A new publication as part of the SAPHiR project in an Impact Factor journal (Applied Energy IF: 11.2)
Title: Solar irradiance time series forecasting using auto-regressive and extreme learning methods: Influence of transfer learning and clustering
Authors: Milan Despotovic, Cyril Voyant, Luis Garcia-Gutierrez, Javier Almorox, Gilles Notton
Solar resource forecasting is essential for an optimal energy management in smart grids using photovoltaic (PV) production. For many sites and for short time horizons (nowcasting), approaches based on the use of time series and statistical or Artificial Intelligence methods are often preferred. These methods require a long historical time series of solar radiation not always available. A practical question often arises: what happens if we want to install a PV plant in an area not covered by a consistent historical data set? Is it possible then to “delocalize” the learning using data of another location? The objective is to compare the performances of two forecasting methods (Auto-Regressive and Extreme Learning) using alternatively for the learning process solar data measured on-site, data measured on stations with similar characteristics (from the same cluster) and data collected on any other stations. 70 Spanish meteorological stations are used (with a maximal distance between stations of 2000 km and with an altitude varying between 18 and 950 m). Using transfer Learning when no solar data are available conduces to obtain results in the same range of performances than using Direct Learning.
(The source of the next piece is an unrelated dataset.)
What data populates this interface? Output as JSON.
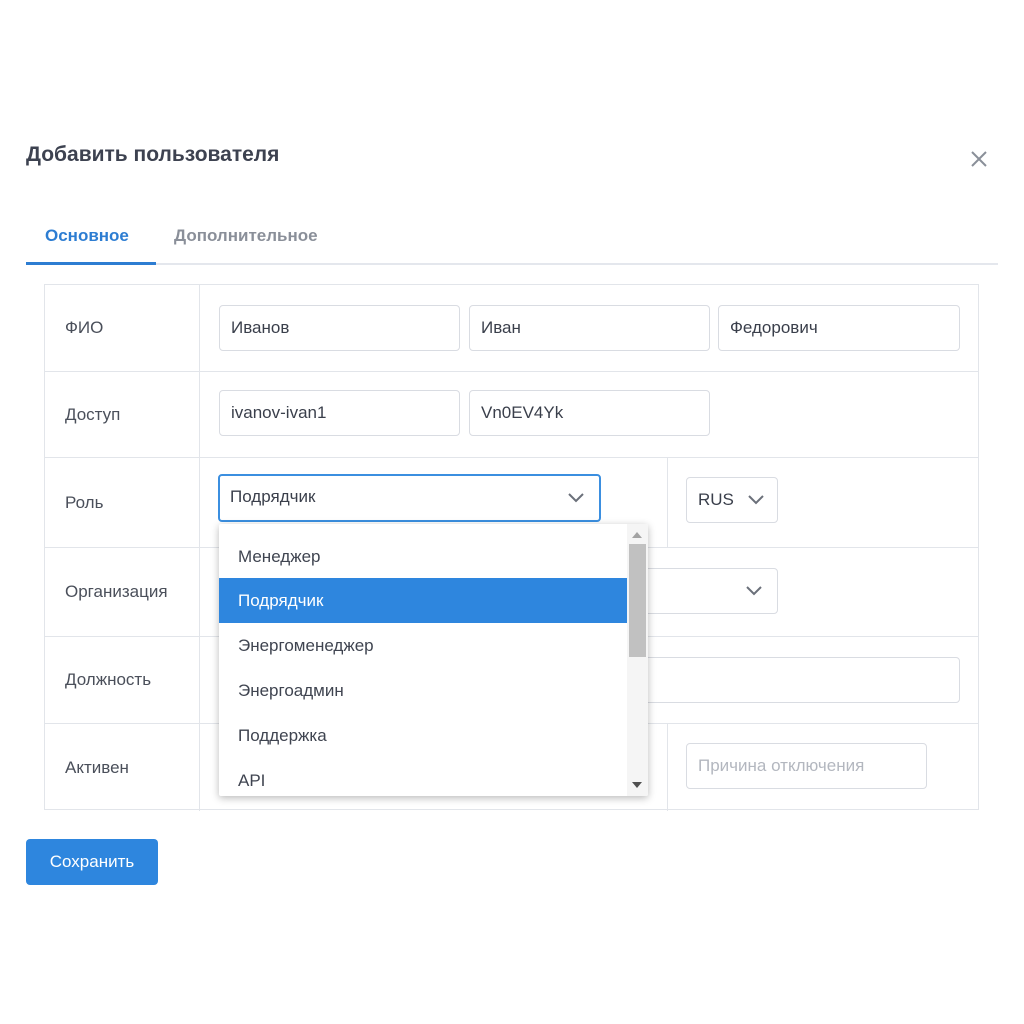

This work shows that transfer learning (based on extreme learning forecasting) is fully acceptable (about 1 percentage point higher for classical error metric nRMSE) whatever the stations used for learning, and this deviation is reduced to 0.5 percentage point when using a station related to the same cluster. Thus, the clustering seems to be not efficient to improve the reliability of the solar irradiance forecasting.